Pat McGrath | Foto: Divulgação
por Vanessa Rozan
Se você está aqui é porque certamente foi impactado pela beleza do desfile de alta-costura da Maison Margiela, que aconteceu embaixo da ponte Alexandre III na última semana de moda de Paris. A comoção foi tamanha, e, hoje, a gente mede isso pelo impacto dela nas redes sociais – que era o único assunto no meu feed. Vi vídeos engraçados de pessoas imitando o caminhar das modelos, um jeito bem peculiar e cenografado de andar e grupos recriando os formatos de corpos refeitos no desfile como tema de fantasia.
Muito se falou sobre as roupas e, também, sobre a redenção do estilista, mas o que qualquer pessoa que já segurou um pincel na mão queria mesmo saber era como Pat McGrath, maquiadora do desfile, tinha criado um efeito de porcelana sobre a pele dos modelos.
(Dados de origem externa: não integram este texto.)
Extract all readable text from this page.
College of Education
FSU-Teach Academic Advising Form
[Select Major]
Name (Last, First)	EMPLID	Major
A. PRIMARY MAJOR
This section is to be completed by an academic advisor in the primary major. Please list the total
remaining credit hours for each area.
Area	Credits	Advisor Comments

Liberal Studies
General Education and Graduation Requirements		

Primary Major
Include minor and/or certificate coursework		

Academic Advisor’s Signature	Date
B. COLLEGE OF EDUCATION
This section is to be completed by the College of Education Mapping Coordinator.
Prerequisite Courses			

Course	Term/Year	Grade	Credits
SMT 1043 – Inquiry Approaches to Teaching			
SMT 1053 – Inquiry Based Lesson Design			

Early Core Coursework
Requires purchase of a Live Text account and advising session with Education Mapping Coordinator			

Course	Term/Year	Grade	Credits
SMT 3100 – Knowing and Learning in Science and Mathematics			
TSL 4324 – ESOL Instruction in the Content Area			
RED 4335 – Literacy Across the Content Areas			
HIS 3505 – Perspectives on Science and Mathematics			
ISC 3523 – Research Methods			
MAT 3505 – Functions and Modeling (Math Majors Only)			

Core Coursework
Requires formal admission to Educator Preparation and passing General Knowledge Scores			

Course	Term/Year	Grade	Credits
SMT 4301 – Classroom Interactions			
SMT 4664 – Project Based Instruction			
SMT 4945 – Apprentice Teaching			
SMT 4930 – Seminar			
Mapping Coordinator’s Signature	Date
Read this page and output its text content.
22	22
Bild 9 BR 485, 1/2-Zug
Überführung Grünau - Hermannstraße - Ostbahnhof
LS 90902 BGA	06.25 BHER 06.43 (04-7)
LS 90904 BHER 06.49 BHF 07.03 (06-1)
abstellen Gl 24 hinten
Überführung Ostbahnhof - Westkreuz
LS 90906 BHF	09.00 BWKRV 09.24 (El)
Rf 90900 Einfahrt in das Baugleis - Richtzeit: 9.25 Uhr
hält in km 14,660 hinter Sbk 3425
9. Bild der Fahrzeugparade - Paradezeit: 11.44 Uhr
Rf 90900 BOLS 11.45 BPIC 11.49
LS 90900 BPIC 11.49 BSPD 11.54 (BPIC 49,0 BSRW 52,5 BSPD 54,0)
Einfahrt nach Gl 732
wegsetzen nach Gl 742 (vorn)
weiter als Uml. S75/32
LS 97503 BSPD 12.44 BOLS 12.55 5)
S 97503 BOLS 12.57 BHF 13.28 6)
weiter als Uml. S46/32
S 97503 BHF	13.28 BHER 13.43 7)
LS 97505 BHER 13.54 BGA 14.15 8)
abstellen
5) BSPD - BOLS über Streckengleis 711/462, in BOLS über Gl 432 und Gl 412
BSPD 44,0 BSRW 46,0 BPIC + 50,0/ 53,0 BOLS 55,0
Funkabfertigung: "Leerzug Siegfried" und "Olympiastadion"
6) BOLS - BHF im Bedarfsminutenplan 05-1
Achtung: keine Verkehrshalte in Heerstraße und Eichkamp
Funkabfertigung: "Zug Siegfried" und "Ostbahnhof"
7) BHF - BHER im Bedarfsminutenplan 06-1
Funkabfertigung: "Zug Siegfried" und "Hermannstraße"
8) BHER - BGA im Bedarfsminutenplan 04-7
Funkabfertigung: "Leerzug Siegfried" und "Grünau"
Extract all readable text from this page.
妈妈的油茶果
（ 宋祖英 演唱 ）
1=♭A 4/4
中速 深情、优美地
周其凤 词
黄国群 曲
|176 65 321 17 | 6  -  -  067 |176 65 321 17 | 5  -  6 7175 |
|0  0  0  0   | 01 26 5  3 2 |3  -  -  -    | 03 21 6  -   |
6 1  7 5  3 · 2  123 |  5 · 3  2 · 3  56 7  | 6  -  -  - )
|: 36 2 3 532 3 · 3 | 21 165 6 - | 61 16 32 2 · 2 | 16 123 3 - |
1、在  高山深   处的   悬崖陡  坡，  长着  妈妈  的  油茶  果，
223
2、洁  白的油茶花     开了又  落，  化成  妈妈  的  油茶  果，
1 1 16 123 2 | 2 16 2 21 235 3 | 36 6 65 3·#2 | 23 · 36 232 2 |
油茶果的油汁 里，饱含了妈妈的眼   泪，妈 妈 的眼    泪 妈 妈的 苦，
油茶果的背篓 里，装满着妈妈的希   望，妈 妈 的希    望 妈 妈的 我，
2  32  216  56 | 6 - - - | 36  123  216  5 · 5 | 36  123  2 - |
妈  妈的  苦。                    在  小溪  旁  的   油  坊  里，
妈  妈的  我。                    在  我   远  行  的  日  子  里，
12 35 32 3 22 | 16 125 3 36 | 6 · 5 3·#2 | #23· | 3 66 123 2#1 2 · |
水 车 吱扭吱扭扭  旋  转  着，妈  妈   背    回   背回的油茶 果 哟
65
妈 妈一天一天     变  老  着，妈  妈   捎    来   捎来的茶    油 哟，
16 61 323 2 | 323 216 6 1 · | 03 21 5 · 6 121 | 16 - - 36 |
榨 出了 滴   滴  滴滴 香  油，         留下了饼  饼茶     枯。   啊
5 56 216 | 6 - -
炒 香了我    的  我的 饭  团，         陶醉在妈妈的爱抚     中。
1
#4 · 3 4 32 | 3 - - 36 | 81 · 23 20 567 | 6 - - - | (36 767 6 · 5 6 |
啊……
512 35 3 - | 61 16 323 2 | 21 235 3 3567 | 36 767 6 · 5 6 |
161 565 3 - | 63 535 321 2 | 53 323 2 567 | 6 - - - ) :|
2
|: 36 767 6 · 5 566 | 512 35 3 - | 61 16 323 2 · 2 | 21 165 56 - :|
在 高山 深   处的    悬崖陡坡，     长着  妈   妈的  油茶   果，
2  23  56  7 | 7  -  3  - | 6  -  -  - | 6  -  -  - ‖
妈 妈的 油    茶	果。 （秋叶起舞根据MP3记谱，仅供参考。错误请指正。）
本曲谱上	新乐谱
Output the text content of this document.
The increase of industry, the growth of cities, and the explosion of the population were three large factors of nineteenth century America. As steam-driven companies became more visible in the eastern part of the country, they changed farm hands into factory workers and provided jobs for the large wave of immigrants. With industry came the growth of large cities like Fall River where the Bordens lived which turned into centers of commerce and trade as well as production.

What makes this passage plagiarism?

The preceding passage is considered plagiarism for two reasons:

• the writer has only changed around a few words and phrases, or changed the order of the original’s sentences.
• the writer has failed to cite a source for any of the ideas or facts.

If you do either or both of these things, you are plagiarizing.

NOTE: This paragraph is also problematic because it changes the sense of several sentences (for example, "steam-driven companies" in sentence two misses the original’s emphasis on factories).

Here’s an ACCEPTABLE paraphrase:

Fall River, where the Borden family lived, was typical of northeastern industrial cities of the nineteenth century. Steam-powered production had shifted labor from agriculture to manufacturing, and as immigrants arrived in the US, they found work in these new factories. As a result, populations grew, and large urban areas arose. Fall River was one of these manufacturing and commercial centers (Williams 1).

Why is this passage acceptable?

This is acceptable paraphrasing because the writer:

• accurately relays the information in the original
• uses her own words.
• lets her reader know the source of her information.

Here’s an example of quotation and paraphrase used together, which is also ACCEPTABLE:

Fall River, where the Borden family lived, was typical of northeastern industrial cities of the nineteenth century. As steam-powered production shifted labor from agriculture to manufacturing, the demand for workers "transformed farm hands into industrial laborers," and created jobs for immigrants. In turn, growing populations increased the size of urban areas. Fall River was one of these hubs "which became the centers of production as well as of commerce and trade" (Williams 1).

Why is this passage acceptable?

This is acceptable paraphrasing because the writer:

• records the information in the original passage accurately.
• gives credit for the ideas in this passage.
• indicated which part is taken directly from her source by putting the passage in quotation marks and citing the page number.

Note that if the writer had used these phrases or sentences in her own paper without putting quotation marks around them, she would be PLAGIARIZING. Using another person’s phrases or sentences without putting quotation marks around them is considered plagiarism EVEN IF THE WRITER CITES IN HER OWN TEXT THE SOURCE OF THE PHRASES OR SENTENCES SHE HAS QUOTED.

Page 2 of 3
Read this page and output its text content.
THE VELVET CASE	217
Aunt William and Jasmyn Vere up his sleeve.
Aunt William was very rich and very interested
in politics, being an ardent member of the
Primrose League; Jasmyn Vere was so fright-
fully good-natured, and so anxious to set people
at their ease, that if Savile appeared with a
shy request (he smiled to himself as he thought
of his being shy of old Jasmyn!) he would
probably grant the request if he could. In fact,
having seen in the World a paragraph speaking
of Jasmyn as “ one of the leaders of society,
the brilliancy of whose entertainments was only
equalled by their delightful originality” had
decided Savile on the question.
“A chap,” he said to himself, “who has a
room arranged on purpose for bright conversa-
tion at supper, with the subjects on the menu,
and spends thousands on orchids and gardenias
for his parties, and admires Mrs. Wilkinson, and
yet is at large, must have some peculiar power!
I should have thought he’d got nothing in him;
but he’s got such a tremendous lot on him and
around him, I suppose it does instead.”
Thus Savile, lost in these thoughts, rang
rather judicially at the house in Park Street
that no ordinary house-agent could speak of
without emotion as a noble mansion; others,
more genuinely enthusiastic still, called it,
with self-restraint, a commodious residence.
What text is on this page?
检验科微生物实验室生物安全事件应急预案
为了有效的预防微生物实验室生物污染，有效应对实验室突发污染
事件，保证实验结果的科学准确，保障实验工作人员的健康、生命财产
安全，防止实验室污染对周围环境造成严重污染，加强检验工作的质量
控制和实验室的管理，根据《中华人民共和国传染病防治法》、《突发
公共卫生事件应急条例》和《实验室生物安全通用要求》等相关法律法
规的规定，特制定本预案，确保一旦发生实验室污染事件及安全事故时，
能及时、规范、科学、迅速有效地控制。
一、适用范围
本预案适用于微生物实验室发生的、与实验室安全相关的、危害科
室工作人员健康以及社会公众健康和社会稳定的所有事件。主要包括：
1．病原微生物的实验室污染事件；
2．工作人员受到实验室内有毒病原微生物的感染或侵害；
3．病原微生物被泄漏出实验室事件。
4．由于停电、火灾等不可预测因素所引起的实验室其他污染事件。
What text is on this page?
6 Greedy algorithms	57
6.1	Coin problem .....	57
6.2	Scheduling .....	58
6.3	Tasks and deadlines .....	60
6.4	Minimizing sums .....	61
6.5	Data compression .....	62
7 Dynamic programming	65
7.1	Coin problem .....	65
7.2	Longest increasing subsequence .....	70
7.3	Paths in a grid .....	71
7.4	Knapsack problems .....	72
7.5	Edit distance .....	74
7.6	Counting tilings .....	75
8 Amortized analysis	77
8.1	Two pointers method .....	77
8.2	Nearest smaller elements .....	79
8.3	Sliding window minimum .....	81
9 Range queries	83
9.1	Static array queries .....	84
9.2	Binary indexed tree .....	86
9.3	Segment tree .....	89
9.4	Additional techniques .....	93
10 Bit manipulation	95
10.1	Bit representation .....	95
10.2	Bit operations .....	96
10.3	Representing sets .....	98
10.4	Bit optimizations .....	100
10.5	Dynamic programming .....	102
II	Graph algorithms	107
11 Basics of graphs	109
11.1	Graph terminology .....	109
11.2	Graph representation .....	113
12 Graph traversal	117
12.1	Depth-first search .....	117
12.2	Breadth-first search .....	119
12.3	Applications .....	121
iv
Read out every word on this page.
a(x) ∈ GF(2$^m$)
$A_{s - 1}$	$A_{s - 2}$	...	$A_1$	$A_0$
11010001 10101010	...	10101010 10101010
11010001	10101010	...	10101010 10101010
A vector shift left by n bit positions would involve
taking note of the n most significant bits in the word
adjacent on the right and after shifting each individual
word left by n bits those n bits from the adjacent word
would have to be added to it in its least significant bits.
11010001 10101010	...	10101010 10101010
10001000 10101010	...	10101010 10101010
Surgiram teorias sobre possíveis produtos e testes de todo tipo, de aplicar cola branca (aquelas de material escolar) sobre o rosto até divulgar prints de trocas de mensagens com membros da equipe de Pat que diziam ter usado uma mistura secreta parecida com um enxaguante bucal, meio azulada. Ninguém sabia o que era aquilo, mas era certo que tinha transformado o jeito que criamos e vemos maquiagens de desfiles.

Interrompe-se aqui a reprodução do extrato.